Die Angst vor dem Verlust der Akkreditierung für die eigenen Journalisten lässt Chefredaktionen und Verlage darüber grübeln, was ihnen die investigativen Resultate ihrer Arbeit wirklich wert sind. Im vergangenen Monat geriet die jetzt betroffene Nachrichtenagentur Bloomberg in den Blickpunkt, als die Verantwortlichen die Veröffentlichung einer brisanten Exklusivgeschichte aus Angst vor Repressionen verhinderten. Später kündigte sie dem Reporter der Geschichte, weil sie ihn beschuldigte, anderen Medien Hinweise auf die Selbstzensur der Chefredaktion gegeben zu haben.

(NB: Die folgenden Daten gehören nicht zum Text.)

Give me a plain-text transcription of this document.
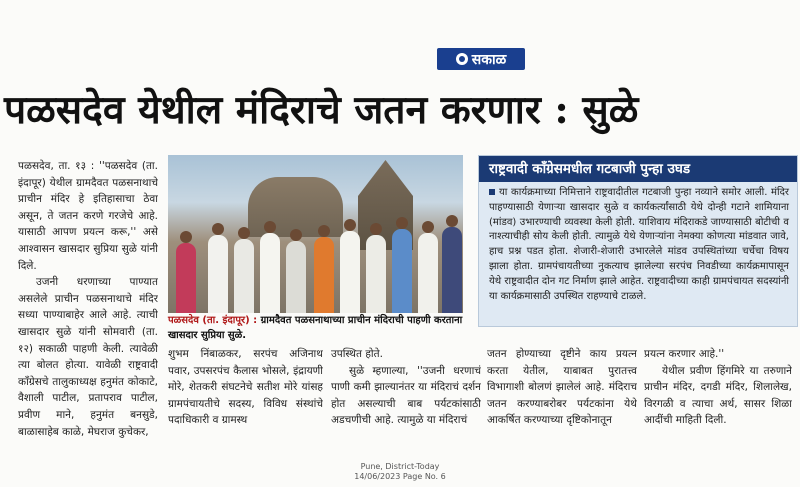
सकाळ
पळसदेव येथील मंदिराचे जतन करणार : सुळे

पळसदेव, ता. १३ : ''पळसदेव (ता. इंदापूर) येथील ग्रामदैवत पळसनाथाचे प्राचीन मंदिर हे इतिहासाचा ठेवा असून, ते जतन करणे गरजेचे आहे. यासाठी आपण प्रयत्न करू,'' असे आश्वासन खासदार सुप्रिया सुळे यांनी दिले.

उजनी धरणाच्या पाण्यात असलेले प्राचीन पळसनाथाचे मंदिर सध्या पाण्याबाहेर आले आहे. त्याची खासदार सुळे यांनी सोमवारी (ता. १२) सकाळी पाहणी केली. त्यावेळी त्या बोलत होत्या. यावेळी राष्ट्रवादी काँग्रेसचे तालुकाध्यक्ष हनुमंत कोकाटे, वैशाली पाटील, प्रतापराव पाटील, प्रवीण माने, हनुमंत बनसुडे, बाळासाहेब काळे, मेघराज कुचेकर,

पळसदेव (ता. इंदापूर) : ग्रामदैवत पळसनाथाच्या प्राचीन मंदिराची पाहणी करताना खासदार सुप्रिया सुळे.
राष्ट्रवादी काँग्रेसमधील गटबाजी पुन्हा उघड
या कार्यक्रमाच्या निमित्ताने राष्ट्रवादीतील गटबाजी पुन्हा नव्याने समोर आली. मंदिर पाहण्यासाठी येणाऱ्या खासदार सुळे व कार्यकर्त्यांसाठी येथे दोन्ही गटाने शामियाना (मांडव) उभारण्याची व्यवस्था केली होती. याशिवाय मंदिराकडे जाण्यासाठी बोटीची व नाश्त्याचीही सोय केली होती. त्यामुळे येथे येणाऱ्यांना नेमक्या कोणत्या मांडवात जावे, हाच प्रश्न पडत होता. शेजारी-शेजारी उभारलेले मांडव उपस्थितांच्या चर्चेचा विषय झाला होता. ग्रामपंचायतीच्या नुकत्याच झालेल्या सरपंच निवडीच्या कार्यक्रमापासून येथे राष्ट्रवादीत दोन गट निर्माण झाले आहेत. राष्ट्रवादीच्या काही ग्रामपंचायत सदस्यांनी या कार्यक्रमासाठी उपस्थित राहण्याचे टाळले.

शुभम निंबाळकर, सरपंच अजिनाथ पवार, उपसरपंच कैलास भोसले, इंद्रायणी मोरे, शेतकरी संघटनेचे सतीश मोरे यांसह ग्रामपंचायतीचे सदस्य, विविध संस्थांचे पदाधिकारी व ग्रामस्थ

उपस्थित होते.

सुळे म्हणाल्या, ''उजनी धरणाचं पाणी कमी झाल्यानंतर या मंदिराचं दर्शन होत असल्याची बाब पर्यटकांसाठी अडचणीची आहे. त्यामुळे या मंदिराचं

जतन होण्याच्या दृष्टीने काय प्रयत्न करता येतील, याबाबत पुरातत्त्व विभागाशी बोलणं झालेलं आहे. मंदिराच जतन करण्याबरोबर पर्यटकांना येथे आकर्षित करण्याच्या दृष्टिकोनातून

प्रयत्न करणार आहे.''

येथील प्रवीण हिंगमिरे या तरुणाने प्राचीन मंदिर, दगडी मंदिर, शिलालेख, विरगळी व त्याचा अर्थ, सासर शिळा आदींची माहिती दिली.

Pune, District-Today
14/06/2023 Page No. 6
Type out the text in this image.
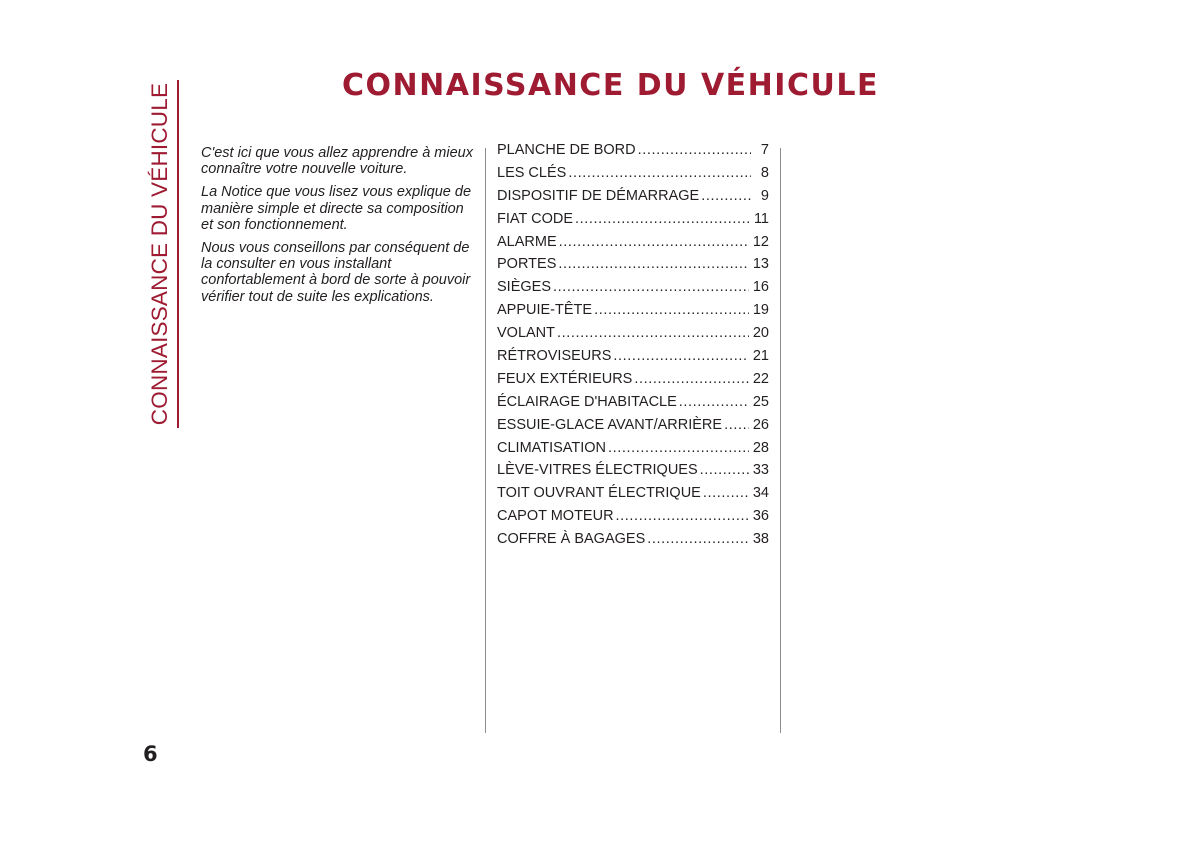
CONNAISSANCE DU VÉHICULE	CONNAISSANCE DU VÉHICULE

C'est ici que vous allez apprendre à mieux connaître votre nouvelle voiture.

La Notice que vous lisez vous explique de manière simple et directe sa composition et son fonctionnement.

Nous vous conseillons par conséquent de la consulter en vous installant confortablement à bord de sorte à pouvoir vérifier tout de suite les explications.

PLANCHE DE BORD .....	7
LES CLÉS .....	8
DISPOSITIF DE DÉMARRAGE .....	9
FIAT CODE .....	11
ALARME .....	12
PORTES .....	13
SIÈGES .....	16
APPUIE-TÊTE .....	19
VOLANT .....	20
RÉTROVISEURS .....	21
FEUX EXTÉRIEURS .....	22
ÉCLAIRAGE D'HABITACLE .....	25
ESSUIE-GLACE AVANT/ARRIÈRE ..... 26
CLIMATISATION .....	28
LÈVE-VITRES ÉLECTRIQUES .....	33
TOIT OUVRANT ÉLECTRIQUE .....	34
CAPOT MOTEUR .....	36
COFFRE À BAGAGES .....	38
6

Der Geist von Olympia ist verflogen

Um den Zuschlag für die Olympischen Spiele 2008 zu erhalten, begab sich die Volksrepublik einst auf den vermeintlichen Pfad liberaler Medienpolitik. Doch mit fadenscheinigen Ausreden wurde regelmäßig die andauernde Behinderung von Journalisten gerechtfertigt.

Spätestens seit Anfang 2011 ist von den liberalen Bekenntnissen rein gar nichts mehr übrig geblieben. Damals fürchtete die allein regierende Kommunistische Partei, dass die Demokratiebewegungen des arabischen Frühlings in die Volksrepublik übergreifen könnten. Seitdem ist der Spielraum für ausländische Medien deutlich eingeschränkt worden. Kontrolle und Restriktionen haben deutlich zugenommen.

Manchmal wenden Polizeibeamte Gewalt an wie im Fall eines Mitarbeiters der RTL- und n-tv-Korrespondentin Pia Schrörs. Der Chinese wurde bei einer Recherche zur katholischen Untergrundbewegung in der Hauptstadt in Gegenwart der deutschen Journalistin von Polizisten ins Gesicht geschlagen und am Arm verletzt.

Ebenfalls im Stadtgebiet von Peking wurde ein Fahrzeug mit einem ARD-Team von einer Gruppe nicht identifizierbarer Personen auf der Autobahn zum Halten gezwungen und die Windschutzscheibe des Fahrzeugs mit Baseballschlägern zertrümmert. Statt die Brutalität zu verurteilen, werfen Sicherheitsbehörden und Außenministerium in solchen Fällen den Journalisten illegale Berichterstattung vor.